Kembali ke Berita Utama
Kepala BMKG Hadiri Seminar Nasional UNIPA, Tekankan Mitigasi Bencana di Papua
18 February 2025
Ibrahim
Berita Utama

Manokwari, 18 Februari 2025 – Kepala Badan Meteorologi, Klimatologi, dan Geofisika (BMKG) Dwikorita Karnawati menjadi pembicara dalam Seminar Nasional Kebumian I yang diselenggarakan oleh Fakultas Teknik Pertambangan dan Perminyakan (FTPP) Universitas Papua (UNIPA) secara daring melalui telekonferensi. Seminar ini diadakan dalam rangka Dies Natalis ke-10 FTPP UNIPA dengan tema “Ilmu Kebumian untuk Percepatan Pembangunan” serta subtema “Peran Serta Ilmu Kebumian untuk Pemanfaatan Sumber Daya Alam Berbasis Konservasi dalam Pembangunan Berkelanjutan, Khususnya di Papua Barat.”
Dalam pemaparannya, Dwikorita menekankan bahwa Papua, terutama wilayah Papua Barat, merupakan salah satu daerah dengan aktivitas kegempaan tertinggi di Indonesia akibat pertemuan lempeng tektonik serta adanya sejumlah sesar aktif. Berdasarkan data BMKG, terdapat delapan sumber gempa utama di Papua, termasuk Sesar Sorong, Sesar Yapen, dan Sesar Memberamo, yang memiliki potensi besar menimbulkan gempa bumi merusak.
Selain itu, Dwikorita juga menyoroti fenomena seismic gap, yaitu zona yang tampak sepi gempa dalam jangka waktu lama, tetapi sebenarnya sedang mengalami akumulasi energi tektonik yang sewaktu-waktu dapat dilepaskan dalam bentuk gempa besar.

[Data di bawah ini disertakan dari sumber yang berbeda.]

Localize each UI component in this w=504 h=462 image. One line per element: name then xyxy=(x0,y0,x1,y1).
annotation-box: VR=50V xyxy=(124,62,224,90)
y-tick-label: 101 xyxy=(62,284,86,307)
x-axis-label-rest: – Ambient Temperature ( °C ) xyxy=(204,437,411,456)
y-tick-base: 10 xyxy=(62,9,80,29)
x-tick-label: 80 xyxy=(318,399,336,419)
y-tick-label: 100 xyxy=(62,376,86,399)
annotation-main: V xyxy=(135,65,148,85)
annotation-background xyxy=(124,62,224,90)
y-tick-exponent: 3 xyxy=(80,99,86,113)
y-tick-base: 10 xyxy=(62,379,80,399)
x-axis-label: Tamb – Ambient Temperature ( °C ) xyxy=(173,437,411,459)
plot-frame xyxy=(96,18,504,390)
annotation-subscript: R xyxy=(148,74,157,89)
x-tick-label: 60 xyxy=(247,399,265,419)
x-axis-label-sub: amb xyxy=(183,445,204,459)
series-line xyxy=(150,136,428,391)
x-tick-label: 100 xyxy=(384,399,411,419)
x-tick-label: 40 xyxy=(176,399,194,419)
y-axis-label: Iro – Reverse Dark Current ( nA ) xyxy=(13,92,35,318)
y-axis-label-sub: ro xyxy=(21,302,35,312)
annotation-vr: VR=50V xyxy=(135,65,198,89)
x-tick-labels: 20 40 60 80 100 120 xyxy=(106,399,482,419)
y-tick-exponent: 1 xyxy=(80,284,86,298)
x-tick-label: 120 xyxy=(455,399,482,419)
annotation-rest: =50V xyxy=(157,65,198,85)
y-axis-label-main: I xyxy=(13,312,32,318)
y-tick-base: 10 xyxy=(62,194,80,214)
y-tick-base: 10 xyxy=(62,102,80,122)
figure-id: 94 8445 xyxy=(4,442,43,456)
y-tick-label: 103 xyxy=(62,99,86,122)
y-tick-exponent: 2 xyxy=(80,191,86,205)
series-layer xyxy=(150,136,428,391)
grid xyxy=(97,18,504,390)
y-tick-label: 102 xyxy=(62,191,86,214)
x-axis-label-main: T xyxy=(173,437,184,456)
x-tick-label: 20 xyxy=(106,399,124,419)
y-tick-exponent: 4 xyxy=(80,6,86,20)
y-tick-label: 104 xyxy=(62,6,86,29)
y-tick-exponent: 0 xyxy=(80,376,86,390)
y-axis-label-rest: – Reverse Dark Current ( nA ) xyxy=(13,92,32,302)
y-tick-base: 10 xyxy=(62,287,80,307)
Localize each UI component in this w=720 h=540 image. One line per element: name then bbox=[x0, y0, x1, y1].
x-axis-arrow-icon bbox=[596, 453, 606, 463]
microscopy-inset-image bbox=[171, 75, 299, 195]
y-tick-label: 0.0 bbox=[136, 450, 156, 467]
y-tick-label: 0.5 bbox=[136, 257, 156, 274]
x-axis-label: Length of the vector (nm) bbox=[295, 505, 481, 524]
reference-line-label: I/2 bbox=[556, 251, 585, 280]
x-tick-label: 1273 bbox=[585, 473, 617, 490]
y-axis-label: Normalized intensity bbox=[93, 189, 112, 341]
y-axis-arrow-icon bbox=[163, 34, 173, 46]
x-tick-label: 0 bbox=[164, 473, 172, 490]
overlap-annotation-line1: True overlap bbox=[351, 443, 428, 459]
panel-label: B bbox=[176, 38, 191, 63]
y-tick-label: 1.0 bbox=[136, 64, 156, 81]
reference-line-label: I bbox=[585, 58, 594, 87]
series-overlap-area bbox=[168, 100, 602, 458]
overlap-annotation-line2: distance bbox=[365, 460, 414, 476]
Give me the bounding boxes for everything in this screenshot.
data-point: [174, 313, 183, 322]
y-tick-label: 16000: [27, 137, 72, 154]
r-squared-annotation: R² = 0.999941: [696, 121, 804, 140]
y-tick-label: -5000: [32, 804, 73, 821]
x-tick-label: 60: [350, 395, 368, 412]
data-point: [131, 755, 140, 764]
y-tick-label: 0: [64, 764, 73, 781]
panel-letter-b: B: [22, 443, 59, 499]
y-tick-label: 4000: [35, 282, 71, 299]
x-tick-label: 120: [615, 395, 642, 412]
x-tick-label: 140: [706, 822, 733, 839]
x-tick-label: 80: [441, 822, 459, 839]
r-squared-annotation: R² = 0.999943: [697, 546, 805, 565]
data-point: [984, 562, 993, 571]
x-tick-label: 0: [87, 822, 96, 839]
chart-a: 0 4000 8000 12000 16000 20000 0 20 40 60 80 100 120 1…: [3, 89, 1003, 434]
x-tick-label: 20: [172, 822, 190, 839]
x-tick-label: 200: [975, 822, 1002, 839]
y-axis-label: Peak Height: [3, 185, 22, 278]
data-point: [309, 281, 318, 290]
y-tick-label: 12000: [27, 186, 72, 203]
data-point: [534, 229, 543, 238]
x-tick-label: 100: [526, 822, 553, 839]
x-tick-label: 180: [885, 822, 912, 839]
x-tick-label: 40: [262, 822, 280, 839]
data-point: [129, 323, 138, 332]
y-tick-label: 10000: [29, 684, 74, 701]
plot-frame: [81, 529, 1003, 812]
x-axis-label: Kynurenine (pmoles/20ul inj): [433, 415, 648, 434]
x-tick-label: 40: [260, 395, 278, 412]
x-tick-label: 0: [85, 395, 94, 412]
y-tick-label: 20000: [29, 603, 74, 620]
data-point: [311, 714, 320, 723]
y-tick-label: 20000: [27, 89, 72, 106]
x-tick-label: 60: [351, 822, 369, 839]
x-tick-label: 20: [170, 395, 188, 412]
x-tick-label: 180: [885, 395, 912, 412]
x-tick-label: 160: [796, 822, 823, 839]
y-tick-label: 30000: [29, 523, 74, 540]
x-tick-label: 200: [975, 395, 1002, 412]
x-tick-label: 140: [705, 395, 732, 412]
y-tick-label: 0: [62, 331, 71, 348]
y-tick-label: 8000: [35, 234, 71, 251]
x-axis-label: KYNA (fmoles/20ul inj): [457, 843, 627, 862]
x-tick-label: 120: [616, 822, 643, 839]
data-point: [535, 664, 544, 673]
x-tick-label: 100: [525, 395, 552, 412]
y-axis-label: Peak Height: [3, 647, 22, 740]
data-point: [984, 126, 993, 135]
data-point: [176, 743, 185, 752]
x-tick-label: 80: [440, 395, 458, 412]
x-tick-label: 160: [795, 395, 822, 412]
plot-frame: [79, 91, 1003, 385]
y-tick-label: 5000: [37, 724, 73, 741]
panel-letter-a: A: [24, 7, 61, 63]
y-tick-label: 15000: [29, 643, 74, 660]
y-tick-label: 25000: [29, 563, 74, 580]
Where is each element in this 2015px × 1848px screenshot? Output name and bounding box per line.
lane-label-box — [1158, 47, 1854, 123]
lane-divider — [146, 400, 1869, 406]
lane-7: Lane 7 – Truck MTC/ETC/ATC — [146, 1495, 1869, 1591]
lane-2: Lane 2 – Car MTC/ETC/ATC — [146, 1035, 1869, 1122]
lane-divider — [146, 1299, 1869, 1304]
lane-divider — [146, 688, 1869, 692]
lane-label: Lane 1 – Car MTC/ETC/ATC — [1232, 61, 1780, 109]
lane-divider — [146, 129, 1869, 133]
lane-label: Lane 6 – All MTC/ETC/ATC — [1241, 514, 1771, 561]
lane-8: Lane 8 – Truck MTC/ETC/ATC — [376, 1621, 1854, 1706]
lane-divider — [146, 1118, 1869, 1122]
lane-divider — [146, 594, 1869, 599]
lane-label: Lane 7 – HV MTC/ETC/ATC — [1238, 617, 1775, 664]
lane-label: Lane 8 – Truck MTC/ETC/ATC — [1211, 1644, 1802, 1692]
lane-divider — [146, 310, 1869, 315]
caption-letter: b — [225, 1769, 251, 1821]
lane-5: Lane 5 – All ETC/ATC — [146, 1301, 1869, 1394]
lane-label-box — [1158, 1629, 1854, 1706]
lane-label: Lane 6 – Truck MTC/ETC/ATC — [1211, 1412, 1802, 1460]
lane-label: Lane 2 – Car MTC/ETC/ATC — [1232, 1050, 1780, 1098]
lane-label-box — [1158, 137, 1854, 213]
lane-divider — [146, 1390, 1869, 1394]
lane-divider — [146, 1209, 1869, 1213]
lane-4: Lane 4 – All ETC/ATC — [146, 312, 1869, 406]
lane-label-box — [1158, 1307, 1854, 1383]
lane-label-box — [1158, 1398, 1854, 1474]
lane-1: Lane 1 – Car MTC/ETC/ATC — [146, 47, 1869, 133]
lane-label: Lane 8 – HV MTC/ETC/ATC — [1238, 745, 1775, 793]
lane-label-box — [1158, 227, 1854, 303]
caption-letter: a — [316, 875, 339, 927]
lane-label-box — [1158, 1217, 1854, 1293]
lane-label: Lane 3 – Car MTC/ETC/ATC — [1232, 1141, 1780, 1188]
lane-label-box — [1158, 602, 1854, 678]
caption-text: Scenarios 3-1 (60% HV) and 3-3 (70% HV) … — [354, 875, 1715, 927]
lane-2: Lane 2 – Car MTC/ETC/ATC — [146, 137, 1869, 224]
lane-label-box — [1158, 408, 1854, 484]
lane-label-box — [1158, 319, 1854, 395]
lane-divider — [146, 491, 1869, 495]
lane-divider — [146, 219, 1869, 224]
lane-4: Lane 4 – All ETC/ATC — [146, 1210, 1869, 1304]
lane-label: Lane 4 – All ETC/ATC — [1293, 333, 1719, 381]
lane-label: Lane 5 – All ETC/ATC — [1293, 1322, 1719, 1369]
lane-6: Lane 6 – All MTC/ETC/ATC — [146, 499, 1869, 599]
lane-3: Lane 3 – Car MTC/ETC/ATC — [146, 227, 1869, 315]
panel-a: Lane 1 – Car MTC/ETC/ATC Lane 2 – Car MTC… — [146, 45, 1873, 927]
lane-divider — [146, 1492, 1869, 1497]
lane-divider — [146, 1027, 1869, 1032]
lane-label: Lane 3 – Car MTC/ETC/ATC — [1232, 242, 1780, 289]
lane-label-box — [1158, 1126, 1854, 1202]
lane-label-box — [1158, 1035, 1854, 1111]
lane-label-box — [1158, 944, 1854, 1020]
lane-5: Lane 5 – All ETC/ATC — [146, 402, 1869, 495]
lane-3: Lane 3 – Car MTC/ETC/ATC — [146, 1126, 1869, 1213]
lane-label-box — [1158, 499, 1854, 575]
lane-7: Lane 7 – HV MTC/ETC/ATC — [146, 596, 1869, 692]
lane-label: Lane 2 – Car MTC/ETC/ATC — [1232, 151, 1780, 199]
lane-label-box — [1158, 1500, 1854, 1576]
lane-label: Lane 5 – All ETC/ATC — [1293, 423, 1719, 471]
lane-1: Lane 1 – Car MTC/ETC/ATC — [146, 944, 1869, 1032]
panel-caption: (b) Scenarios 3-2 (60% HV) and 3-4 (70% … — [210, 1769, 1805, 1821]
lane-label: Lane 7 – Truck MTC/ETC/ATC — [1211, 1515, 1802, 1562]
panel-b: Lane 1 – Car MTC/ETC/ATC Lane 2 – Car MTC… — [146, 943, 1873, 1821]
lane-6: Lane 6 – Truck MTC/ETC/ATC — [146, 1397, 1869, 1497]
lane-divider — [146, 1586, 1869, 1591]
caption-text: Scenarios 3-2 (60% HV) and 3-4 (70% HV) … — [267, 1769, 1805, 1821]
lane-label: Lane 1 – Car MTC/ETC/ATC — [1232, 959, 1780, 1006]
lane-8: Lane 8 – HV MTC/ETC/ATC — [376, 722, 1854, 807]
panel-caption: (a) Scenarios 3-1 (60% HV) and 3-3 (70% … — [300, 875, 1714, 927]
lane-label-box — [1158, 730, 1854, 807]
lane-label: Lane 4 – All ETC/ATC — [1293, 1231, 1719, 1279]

Hal ini menjadi perhatian serius bagi para ahli geologi dan pemangku kebijakan di Papua Barat dalam upaya mitigasi bencana.
Selain gempa bumi, seminar ini juga membahas sejarah panjang tsunami di Papua, yang telah terjadi lebih dari sembilan kali sejak tahun 1800-an. Salah satu tsunami terdahsyat tercatat pada gempa Biak tahun 1996 (Mw 8,2) yang menelan 107 korban jiwa dan 51 orang hilang. Bahkan, gempa Manokwari tahun 2009 (Mw 7,6) yang episentrumnya berada di darat tetap memicu tsunami setinggi 1,8 meter, menandakan bahwa tsunami tidak hanya terjadi akibat gempa bawah laut, tetapi juga bisa dipicu oleh longsor bawah laut akibat guncangan.
Dalam rangka mengurangi risiko bencana, BMKG telah memasang 77 seismograf broadband dan dua seismograf short period di Papua untuk memantau aktivitas seismik secara real-time. Selain itu, Prof. Dwikorita menekankan pentingnya penyesuaian tata ruang berbasis mitigasi bencana, dengan menempatkan zona merah sebagai wilayah yang memerlukan perhatian khusus dan penerapan standar bangunan tahan gempa.
“Kesiapsiagaan harus dimulai dari sekarang. Tidak hanya dengan standar bangunan tahan gempa, tetapi juga dengan pelatihan evakuasi rutin, pemasangan jalur dan rambu evakuasi yang jelas, serta edukasi kepada masyarakat mengenai tindakan sebelum, saat, dan setelah bencana terjadi,” ujar Dwikorita.
Sebagai penutup, ia mengajak seluruh civitas akademika Universitas Papua untuk terus berperan aktif dalam riset dan penerapan ilmu kebumian guna mendukung pembangunan berkelanjutan di Papua Barat. “Semoga UNIPA semakin maju dan terus menjadi garda terdepan dalam mitigasi bencana berbasis ilmu pengetahuan,” tutupnya.
Seminar ini diikuti oleh berbagai akademisi, mahasiswa, dan praktisi kebumian dari seluruh Indonesia, yang turut mendiskusikan berbagai strategi dalam pemanfaatan sumber daya alam secara bijak serta langkah-langkah adaptasi terhadap risiko geologi yang ada di Papua Barat.